Understanding how viruses survive in different settings could lead to new ways to fight them. Researchers have now built a complete model of the outer envelope of a flu virus particle for the first time, allowing them to simulate how the membrane behaves under various conditions.
The influenza A virion seems to infect seasonally and has a wide range of survival times in different environments. To better understand its infectivity at the molecular level, Oxford’s Tyler Reddy and colleagues focused on the role of lipids in the virus particle’s membrane, which remains poorly understood.
To start, the team rendered the virus particle as a large ball of loosely-packed lipids with viral spike proteins embedded in the lipid membrane (see image above).
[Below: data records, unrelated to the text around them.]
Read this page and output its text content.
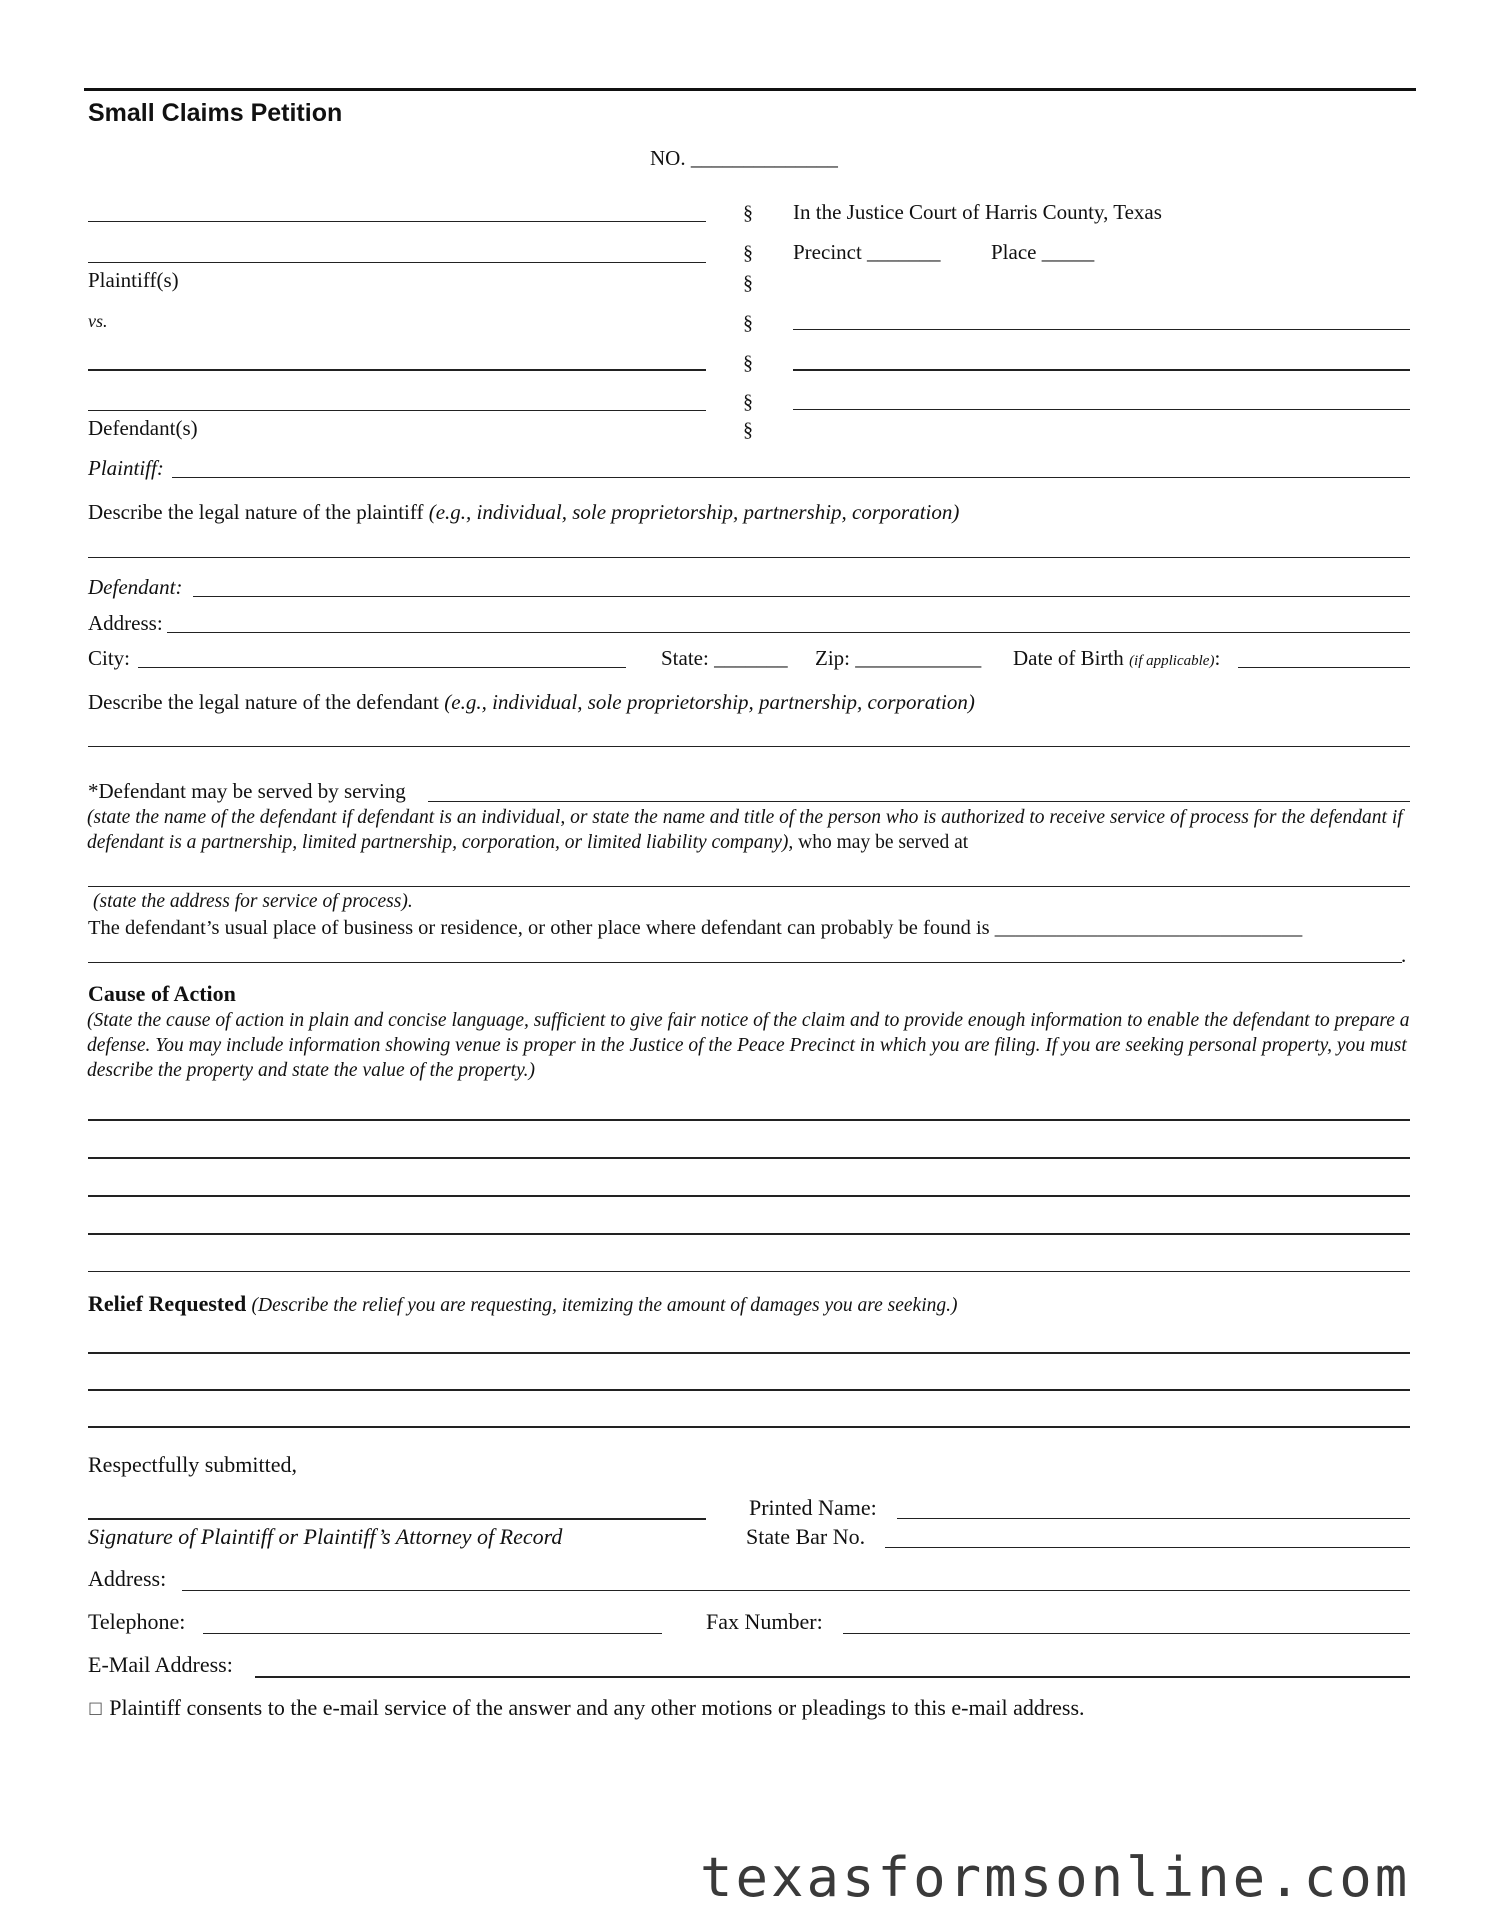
Small Claims Petition
NO. ______________
Plaintiff(s)
vs.
Defendant(s)
§
§
§
§
§
§
§
In the Justice Court of Harris County, Texas
Precinct _______ Place _____
Plaintiff:
Describe the legal nature of the plaintiff (e.g., individual, sole proprietorship, partnership, corporation)
Defendant:
Address:
City:	State: _______ Zip: ____________ Date of Birth (if applicable):
Describe the legal nature of the defendant (e.g., individual, sole proprietorship, partnership, corporation)
*Defendant may be served by serving
(state the name of the defendant if defendant is an individual, or state the name and title of the person who is authorized to receive service of process for the defendant if defendant is a partnership, limited partnership, corporation, or limited liability company), who may be served at
(state the address for service of process).
The defendant’s usual place of business or residence, or other place where defendant can probably be found is ______________________________
.
Cause of Action
(State the cause of action in plain and concise language, sufficient to give fair notice of the claim and to provide enough information to enable the defendant to prepare a defense. You may include information showing venue is proper in the Justice of the Peace Precinct in which you are filing. If you are seeking personal property, you must describe the property and state the value of the property.)
Relief Requested (Describe the relief you are requesting, itemizing the amount of damages you are seeking.)
Respectfully submitted,
Signature of Plaintiff or Plaintiff’s Attorney of Record
Printed Name:
State Bar No.
Address:
Telephone:	Fax Number:
E-Mail Address:
☐ Plaintiff consents to the e-mail service of the answer and any other motions or pleadings to this e-mail address.
texasformsonline.com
These glycoprotein protrusions on the surface play a key role in the strength of the interactions between virus particles and host cells—which are determined by the number of spike proteins that can engage with receptors. (That’s what differentiates influenza A subtypes, which includes H1N1 “swine flu” and H5N1 “bird flu.”) The 73-nanometer ball contracts down to 59 nanometers in just 300 nanoseconds, which is about one-fifteenth of the simulation’s run-time.
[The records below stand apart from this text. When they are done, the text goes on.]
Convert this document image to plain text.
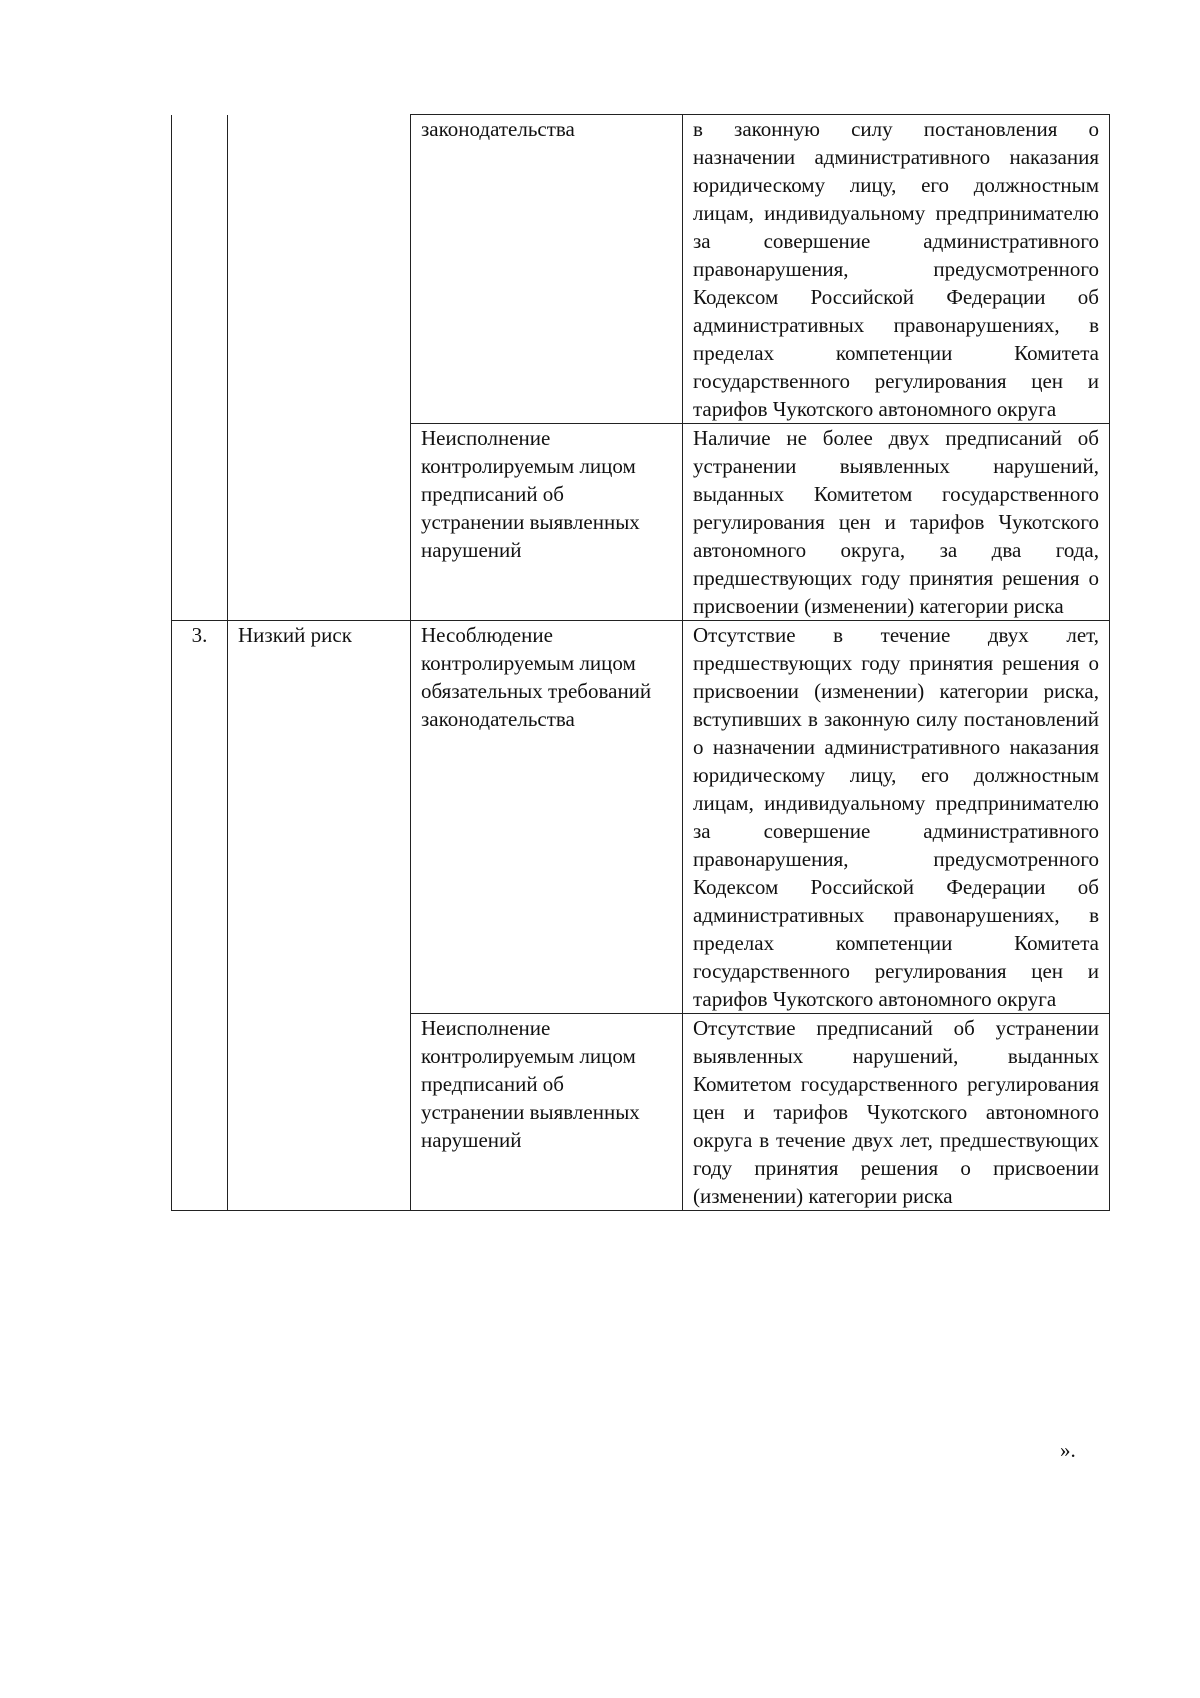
		законодательства	в законную силу постановления о назначении административного наказания юридическому лицу, его должностным лицам, индивидуальному предпринимателю за совершение административного правонарушения, предусмотренного Кодексом Российской Федерации об административных правонарушениях, в пределах компетенции Комитета государственного регулирования цен и тарифов Чукотского автономного округа
		Неисполнение контролируемым лицом предписаний об устранении выявленных нарушений	Наличие не более двух предписаний об устранении выявленных нарушений, выданных Комитетом государственного регулирования цен и тарифов Чукотского автономного округа, за два года, предшествующих году принятия решения о присвоении (изменении) категории риска
3.	Низкий риск	Несоблюдение контролируемым лицом обязательных требований законодательства	Отсутствие в течение двух лет, предшествующих году принятия решения о присвоении (изменении) категории риска, вступивших в законную силу постановлений о назначении административного наказания юридическому лицу, его должностным лицам, индивидуальному предпринимателю за совершение административного правонарушения, предусмотренного Кодексом Российской Федерации об административных правонарушениях, в пределах компетенции Комитета государственного регулирования цен и тарифов Чукотского автономного округа
		Неисполнение контролируемым лицом предписаний об устранении выявленных нарушений	Отсутствие предписаний об устранении выявленных нарушений, выданных Комитетом государственного регулирования цен и тарифов Чукотского автономного округа в течение двух лет, предшествующих году принятия решения о присвоении (изменении) категории риска
».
Then, the team was able to generate various trajectories using a range of temperatures and various lipid compositions. Their simulation revealed that those viral spike proteins spread out, rather than aggregate together. "If the separation of the spike proteins is compatible with the 'arms' of Y-shaped, bivalent antibodies, this information might be exploited in therapeutic design, so that two antigens may be bound simultaneously for enhanced association," Reddy explains in a news release.
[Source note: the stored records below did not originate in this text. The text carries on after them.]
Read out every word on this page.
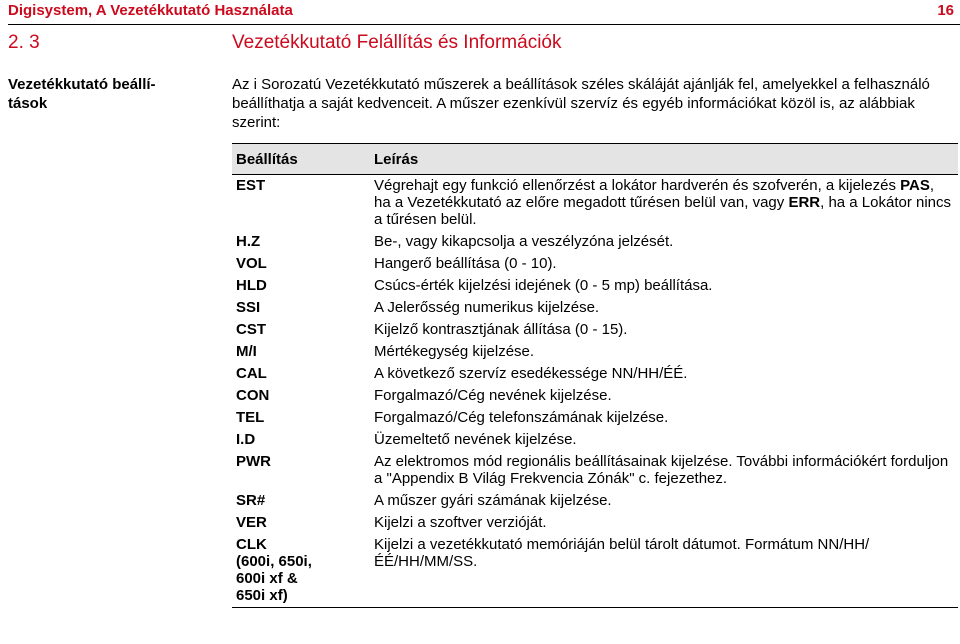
Digisystem, A Vezetékkutató Használata	16
2. 3	Vezetékkutató Felállítás és Információk
Vezetékkutató beállí-
tások
Az i Sorozatú Vezetékkutató műszerek a beállítások széles skáláját ajánlják fel, amelyekkel a felhasználó beállíthatja a saját kedvenceit. A műszer ezenkívül szervíz és egyéb információkat közöl is, az alábbiak szerint:
Beállítás	Leírás
EST	Végrehajt egy funkció ellenőrzést a lokátor hardverén és szofverén, a kijelezés PAS, ha a Vezetékkutató az előre megadott tűrésen belül van, vagy ERR, ha a Lokátor nincs a tűrésen belül.
H.Z	Be-, vagy kikapcsolja a veszélyzóna jelzését.
VOL	Hangerő beállítása (0 - 10).
HLD	Csúcs-érték kijelzési idejének (0 - 5 mp) beállítása.
SSI	A Jelerősség numerikus kijelzése.
CST	Kijelző kontrasztjának állítása (0 - 15).
M/I	Mértékegység kijelzése.
CAL	A következő szervíz esedékessége NN/HH/ÉÉ.
CON	Forgalmazó/Cég nevének kijelzése.
TEL	Forgalmazó/Cég telefonszámának kijelzése.
I.D	Üzemeltető nevének kijelzése.
PWR	Az elektromos mód regionális beállításainak kijelzése. További információkért forduljon a "Appendix B Világ Frekvencia Zónák" c. fejezethez.
SR#	A műszer gyári számának kijelzése.
VER	Kijelzi a szoftver verzióját.
CLK
(600i, 650i,
600i xf &
650i xf)	Kijelzi a vezetékkutató memóriáján belül tárolt dátumot. Formátum NN/HH/ÉÉ/HH/MM/SS.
This approach for studying the membrane envelope's structure and dynamics could also be used to understand the virus particle’s survival in different environments. For example, previous research has suggested that the presence of influenza A in freshwater rivers allowed waterfowl to be exposed both to the flu source as well as to residual anti-viral substances from human population runoff—which might lead to drug-resistant flu strains. But for now, Reddy’s simulation can only monitor the virus particle’s stability on the micro-second scale, and the new challenge will be figuring out a way to study stability over much longer time scales.
The work was presented at the annual Biophysical Society meeting in Baltimore this week.